The other day I drove past a campaign sign in my town for a GOP candidate to replace my retiring Congressman. I’ve been away from Louisiana for a long time, as you know, so I don’t know many of the players in state politics. I went to the guy’s campaign website to see what he stands for, what he advocates. This is his platform, in its entirety:

It’s not complicated. Washington, DC is out of control. And the liberals who run the federal government are bullies. That’s why our next congressman must be a strong conservative leader with the backbone to fight the political establishment. Neil Riser is that man.

Neil is 100% pro-life. He believes that marriage is between a man and a woman. He has consistently opposed tax increases throughout his service in the Senate. He believes in the free market. He believes in defunding and repealing Obamacare. And he is committed to securing our  borders, and opposes amnesty for illegal aliens.

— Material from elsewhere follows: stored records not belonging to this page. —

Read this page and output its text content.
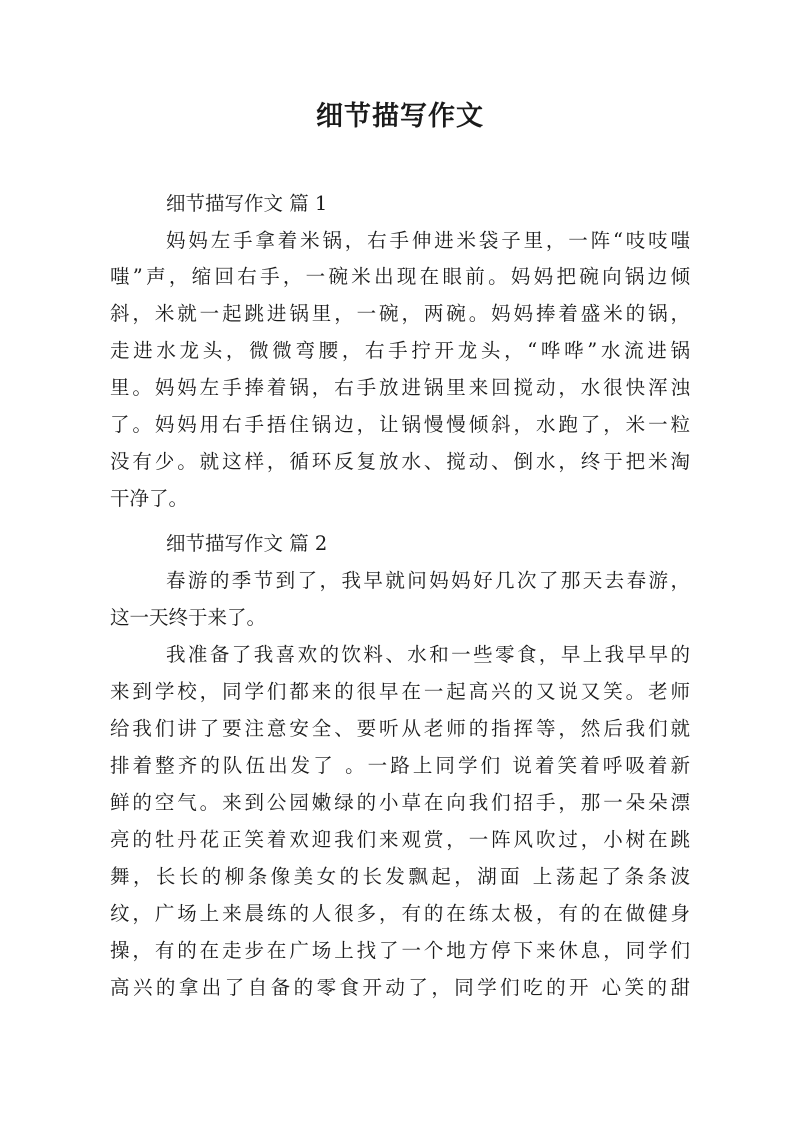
细节描写作文
细节描写作文 篇 1
妈妈左手拿着米锅，右手伸进米袋子里，一阵“吱吱嗤
嗤”声，缩回右手，一碗米出现在眼前。妈妈把碗向锅边倾
斜，米就一起跳进锅里，一碗，两碗。妈妈捧着盛米的锅，
走进水龙头，微微弯腰，右手拧开龙头，“哗哗”水流进锅
里。妈妈左手捧着锅，右手放进锅里来回搅动，水很快浑浊
了。妈妈用右手捂住锅边，让锅慢慢倾斜，水跑了，米一粒
没有少。就这样，循环反复放水、搅动、倒水，终于把米淘
干净了。
细节描写作文 篇 2
春游的季节到了，我早就问妈妈好几次了那天去春游，
这一天终于来了。
我准备了我喜欢的饮料、水和一些零食，早上我早早的
来到学校，同学们都来的很早在一起高兴的又说又笑。老师
给我们讲了要注意安全、要听从老师的指挥等，然后我们就
排着整齐的队伍出发了 。一路上同学们 说着笑着呼吸着新
鲜的空气。来到公园嫩绿的小草在向我们招手，那一朵朵漂
亮的牡丹花正笑着欢迎我们来观赏，一阵风吹过，小树在跳
舞，长长的柳条像美女的长发飘起，湖面 上荡起了条条波
纹，广场上来晨练的人很多，有的在练太极，有的在做健身
操，有的在走步在广场上找了一个地方停下来休息，同学们
高兴的拿出了自备的零食开动了，同学们吃的开 心笑的甜
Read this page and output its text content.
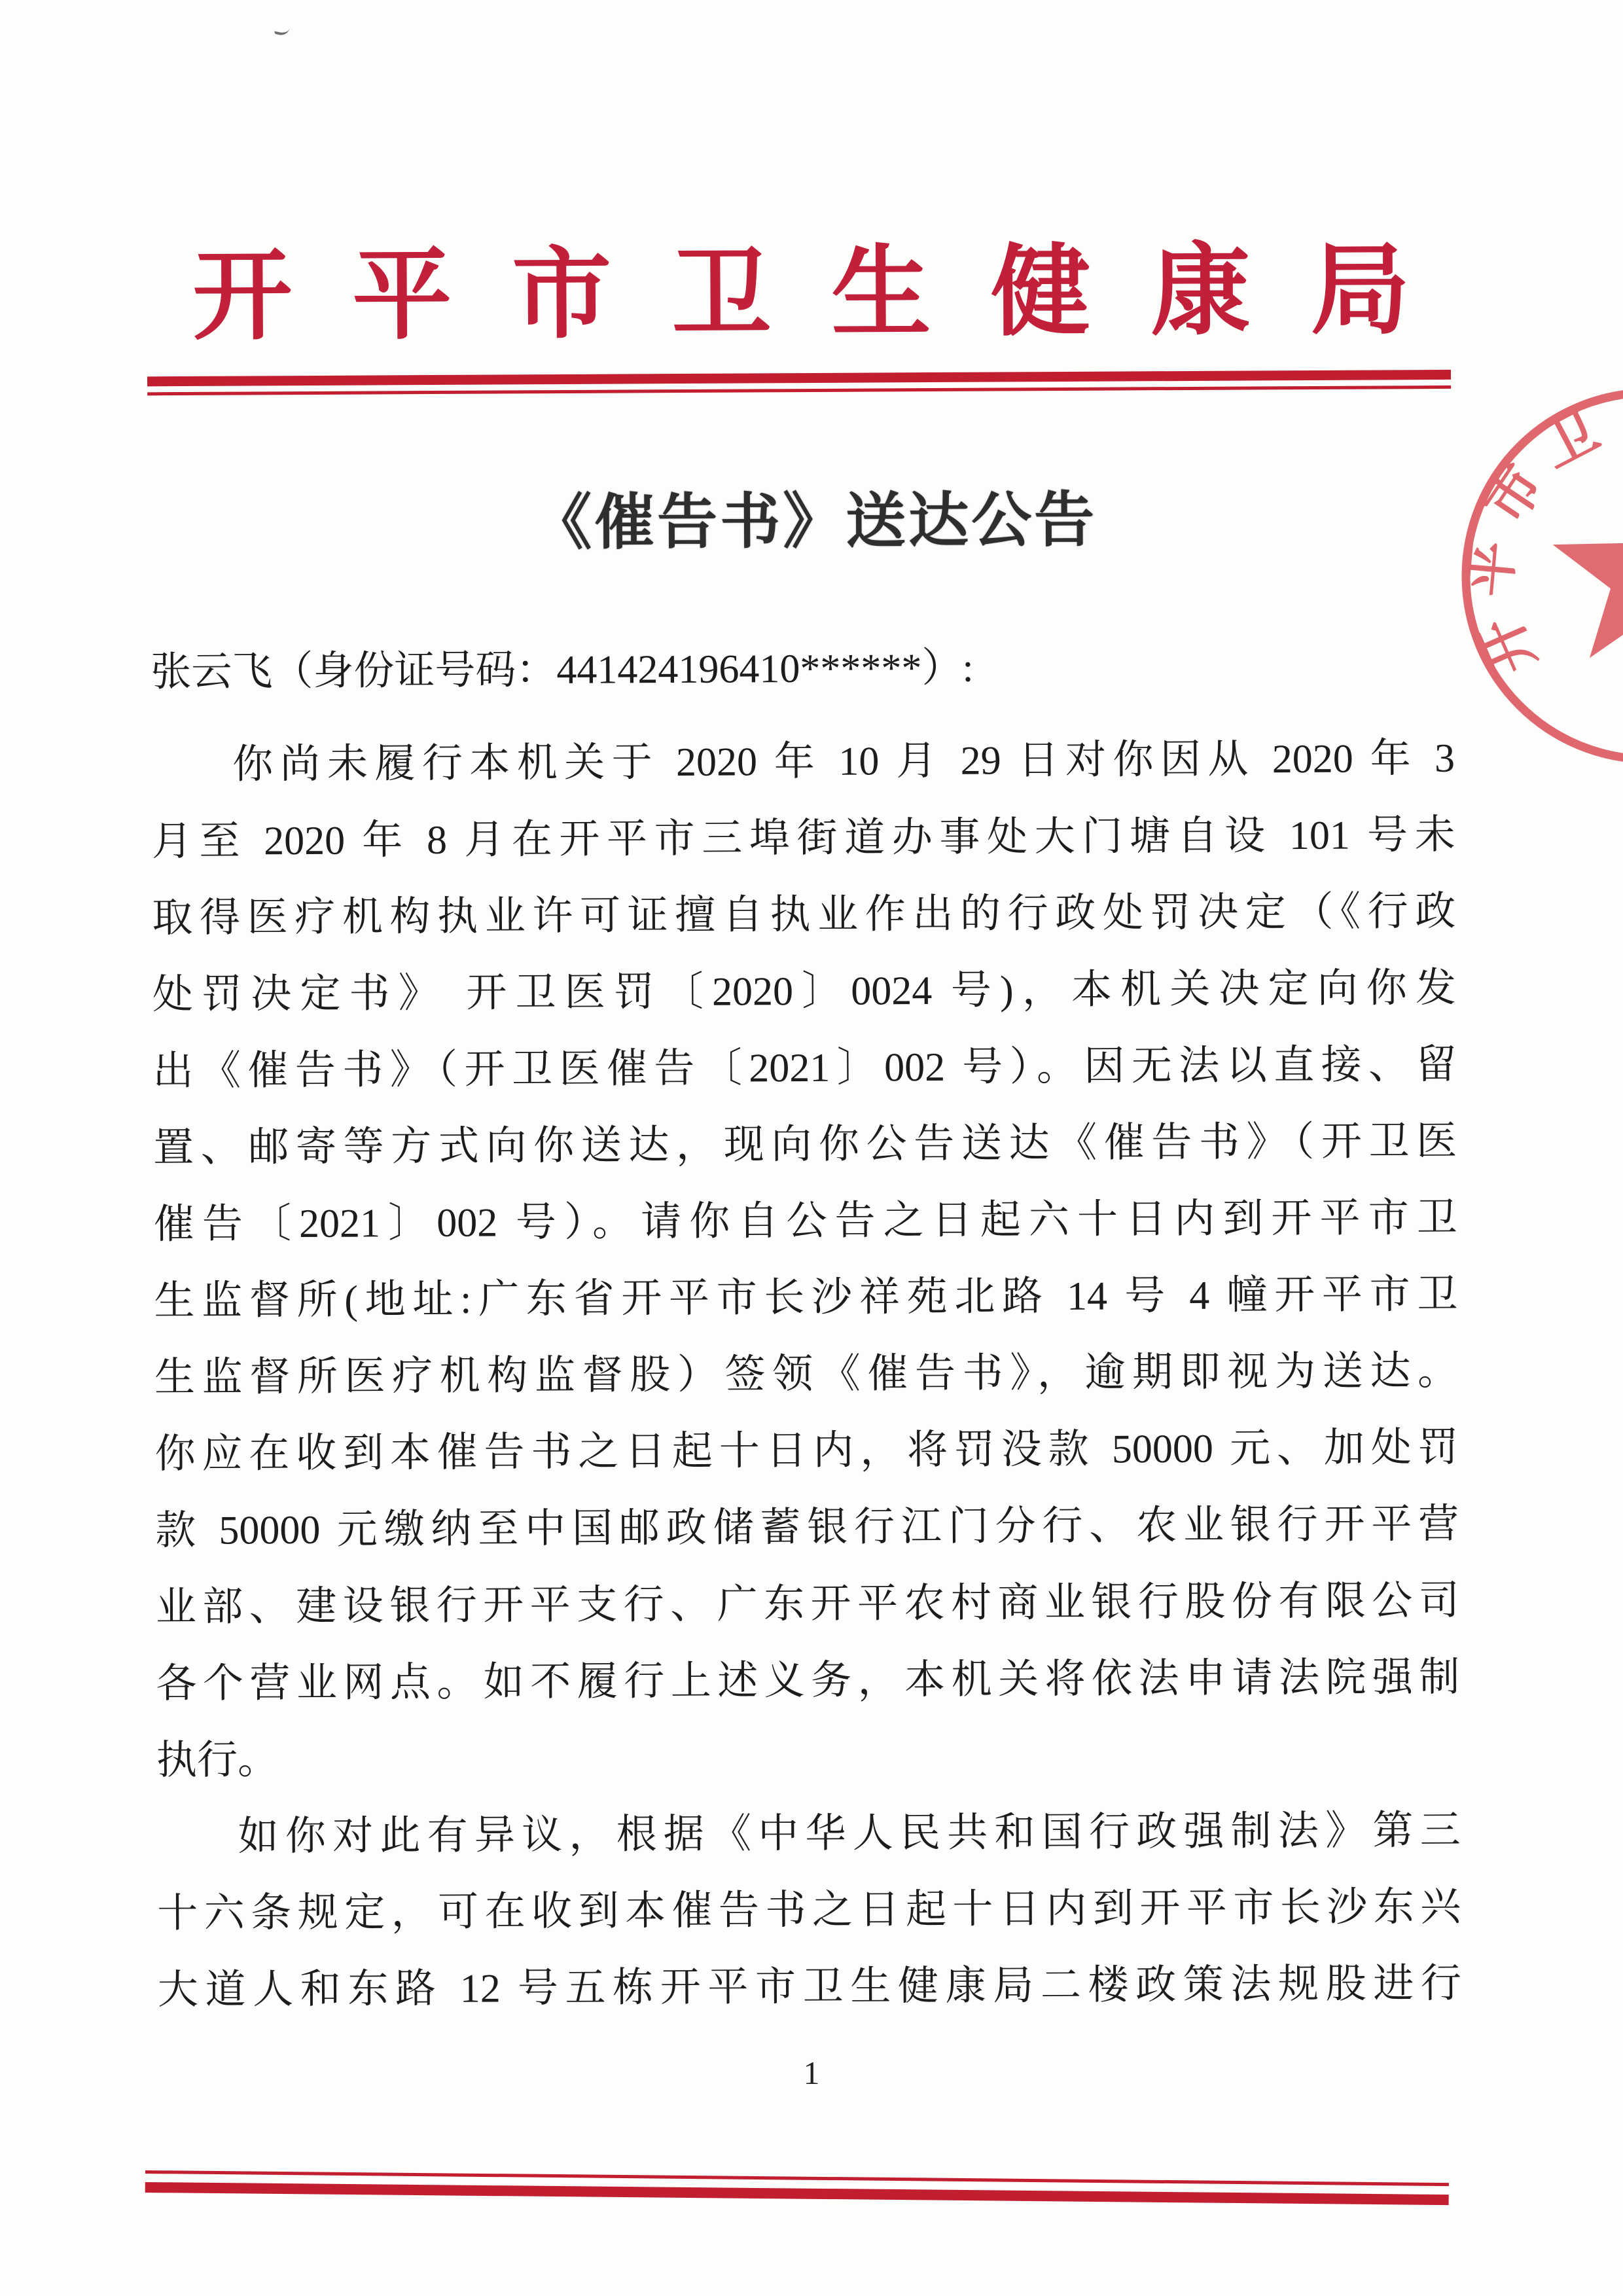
开平市卫生健康局
《催告书》送达公告
开平市卫
张云飞（身份证号码：441424196410******）:
你尚未履行本机关于 2020 年 10 月 29 日对你因从 2020 年 3
月至 2020 年 8 月在开平市三埠街道办事处大门塘自设 101 号未
取得医疗机构执业许可证擅自执业作出的行政处罚决定（《行政
处罚决定书》 开卫医罚〔2020〕0024 号)，本机关决定向你发
出《催告书》（开卫医催告〔2021〕002 号）。因无法以直接、留
置、邮寄等方式向你送达，现向你公告送达《催告书》（开卫医
催告〔2021〕002 号）。请你自公告之日起六十日内到开平市卫
生监督所(地址:广东省开平市长沙祥苑北路 14 号 4 幢开平市卫
生监督所医疗机构监督股）签领《催告书》，逾期即视为送达。
你应在收到本催告书之日起十日内，将罚没款 50000 元、加处罚
款 50000 元缴纳至中国邮政储蓄银行江门分行、农业银行开平营
业部、建设银行开平支行、广东开平农村商业银行股份有限公司
各个营业网点。如不履行上述义务，本机关将依法申请法院强制
执行。
如你对此有异议，根据《中华人民共和国行政强制法》第三
十六条规定，可在收到本催告书之日起十日内到开平市长沙东兴
大道人和东路 12 号五栋开平市卫生健康局二楼政策法规股进行
1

That’s our Republicans: eternally fighting the Liberal Establishment, just like Jesse Jackson is forever in the frontlines in Selma. “It’s not complicated,” says Neil Riser, and apparently is isn’t for him: just push the usual buttons. Nothing here about the actual economic challenges the American people face in the 21st century. Nothing here about war and defense, even though quite a few of his constituents or their family members have fought in Afghanistan or Iraq. Nothing about, well, anything that this rusty boilerplate wouldn’t have covered in 2008, or 2004, or 2000, except for the Obamacare part, which is unrealistic.

This candidate is thought to be the leading Republican candidate in a district, which means he’s the favorite to win the race. What this guy represents is why I, as a conservative, registered as an Independent.

Question for the room, for both liberals and conservatives: Why have our politics been left largely unchanged by the 2008 crash? Why do our two parties remain pretty much what they have always been?